三、SW1990细胞和移植瘤pSTAT5蛋白的检测

SW1990细胞以完全培养基培养2 d后更换为无血清培养基继续培养24 h，加入GH，终浓度为50 ng/ml。在GH作用后5、10、15、30、45 min及1、2 h分别弃去培养液，胰蛋白酶消化，收集细胞。荷瘤裸鼠于最后一次注射GH后1、2、24 h分批处死裸鼠，切除肿瘤后置-80℃低温保存。细胞或组织4℃超声破碎，加入新鲜配制含特殊稳定剂的裂解液(Tris-HCl10 mmol/L，EDTA5 mmol/L，NaCl 50 mmol/L，焦磷酸钠30 mmol/L，氟化钠50 mmol/L，原矾酸钠1 mmol/L，1%Triton-100，PMSF1 mmol/L，抑肽酶5 μg/ml，亮肽素1 μg/ml，胃蛋白酶抑制剂A 2 μg/ml，pH 8)，4℃ 14 000 r/min离心20 min，取上清，BCA蛋白检测试剂盒(美国Piece公司)测定蛋白浓度，常规行Western blotting。山羊抗人pSTAT5多抗(美国Santa Cruz公司)1∶100稀释, 兔抗山羊-HRP-IgG (中山生物技术公司)1∶5000稀释，以β-actin为内参，最后ECL(美国Santa Cruz公司)发光, 暗室内压片，数字成像系统(美国UVP公司)扫描。以目的蛋白与β-actin灰度值的比值表示蛋白的相对表达量。

四、统计学分析

结 果

一、胰腺癌细胞pSTAT5的表达

SW1990、Cap-1、Colo、Mia、Aspc、P3、PANC1均有pSTAT5表达，其中以Colo的表达最强(图1)。

二、GH对SW1990细胞pSTAT5表达的影响

外源性GH可增强体外培养细胞SW1990中pSTAT5的表达(图2)。GH刺激后5 min，pSTAT5的表达量为0.57±0.05，较刺激前增高，10 min时达到峰值，为0.64±0.04(P<0.01)，15 min很快下降至0.39±0.03，但直至1 h仍高于对照组0.33±0.02对0.25±0.06，2 h时回落至0.26±0.03。

图1 pSTAT5在7株胰腺癌细胞中的表达

图2 GH刺激后SW1990中pSTAT3的表达

三、GH对移植瘤pSTAT5表达的影响

对照组pSTAT5的表达量为0.25±0.04，注射GH后1、2、24 h移植瘤组织中pSTAT5表达量分别为0.27±0.07、0.28±0.06、0.21±0.05，各组间无显著差异(图3)。

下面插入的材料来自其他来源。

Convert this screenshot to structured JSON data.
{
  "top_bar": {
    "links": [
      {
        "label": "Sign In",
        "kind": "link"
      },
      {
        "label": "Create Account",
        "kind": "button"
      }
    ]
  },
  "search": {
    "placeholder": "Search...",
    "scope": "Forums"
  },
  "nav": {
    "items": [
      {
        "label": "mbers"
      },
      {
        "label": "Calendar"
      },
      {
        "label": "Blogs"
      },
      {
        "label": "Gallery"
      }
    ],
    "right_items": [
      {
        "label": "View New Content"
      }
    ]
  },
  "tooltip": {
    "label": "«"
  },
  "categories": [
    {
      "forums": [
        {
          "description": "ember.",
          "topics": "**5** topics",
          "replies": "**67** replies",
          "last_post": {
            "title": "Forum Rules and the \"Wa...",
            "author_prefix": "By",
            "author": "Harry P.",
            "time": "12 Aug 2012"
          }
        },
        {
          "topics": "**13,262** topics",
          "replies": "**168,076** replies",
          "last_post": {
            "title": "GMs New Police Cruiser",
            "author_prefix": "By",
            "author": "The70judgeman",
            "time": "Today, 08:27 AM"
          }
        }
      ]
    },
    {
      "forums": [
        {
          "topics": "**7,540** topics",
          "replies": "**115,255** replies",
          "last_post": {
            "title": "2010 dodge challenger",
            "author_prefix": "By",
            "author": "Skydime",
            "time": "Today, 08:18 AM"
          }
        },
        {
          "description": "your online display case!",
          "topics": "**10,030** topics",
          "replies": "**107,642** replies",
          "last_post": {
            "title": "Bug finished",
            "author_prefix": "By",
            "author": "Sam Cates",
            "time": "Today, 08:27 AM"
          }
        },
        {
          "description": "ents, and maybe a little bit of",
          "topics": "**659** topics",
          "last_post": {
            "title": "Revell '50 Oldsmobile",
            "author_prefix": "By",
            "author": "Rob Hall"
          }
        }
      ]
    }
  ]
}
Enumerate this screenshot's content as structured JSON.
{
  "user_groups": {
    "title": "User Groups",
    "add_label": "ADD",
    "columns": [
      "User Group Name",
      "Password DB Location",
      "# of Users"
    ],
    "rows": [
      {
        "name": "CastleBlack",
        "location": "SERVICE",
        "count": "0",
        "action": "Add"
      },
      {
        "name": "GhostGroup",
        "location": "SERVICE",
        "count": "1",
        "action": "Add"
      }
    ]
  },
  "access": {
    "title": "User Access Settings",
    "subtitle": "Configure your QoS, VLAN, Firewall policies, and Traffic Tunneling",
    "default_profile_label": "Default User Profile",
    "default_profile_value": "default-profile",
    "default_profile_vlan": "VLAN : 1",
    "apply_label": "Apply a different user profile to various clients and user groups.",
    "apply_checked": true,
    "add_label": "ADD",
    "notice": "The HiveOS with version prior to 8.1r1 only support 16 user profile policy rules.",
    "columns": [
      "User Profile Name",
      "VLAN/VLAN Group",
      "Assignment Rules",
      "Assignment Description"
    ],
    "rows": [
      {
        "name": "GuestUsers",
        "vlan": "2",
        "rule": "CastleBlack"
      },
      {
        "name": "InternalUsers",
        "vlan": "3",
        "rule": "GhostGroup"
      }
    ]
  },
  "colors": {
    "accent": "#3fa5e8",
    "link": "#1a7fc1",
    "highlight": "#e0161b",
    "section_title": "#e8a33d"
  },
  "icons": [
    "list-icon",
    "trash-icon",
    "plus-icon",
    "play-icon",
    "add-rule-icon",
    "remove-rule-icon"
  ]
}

图3 移植瘤组织pSTAT5的表达(Western blotting)

重组GH广泛调节机体物质代谢、体液平衡及免疫功能[1]。理论上，恶病质患者的营养支持具有正面意义，而作为合成代谢剂的GH在促进氮平衡的同时是否也刺激肿瘤细胞的生长一直是临床关注的问题。我们前期研究[2]发现，GH对胰腺癌细胞增殖的影响存在着体内外差异，因此有必要进一步深入观察这一过程。

GH主要通过JAK-STAT通路向核内传递。随着JAK的激活,GH发生自体磷酸化，并诱导细胞内转录激活因子STAT5的激活[3]，形成二聚体，并以这种形式穿过核膜结合到特定DNA序列，继而发挥生物学功能[4]。

有研究认为，多种肿瘤细胞，如前列腺癌、乳癌等可持续表达pSTAT5，且这种活化状态作为这些肿瘤细胞的标记，并与预后有关[5]。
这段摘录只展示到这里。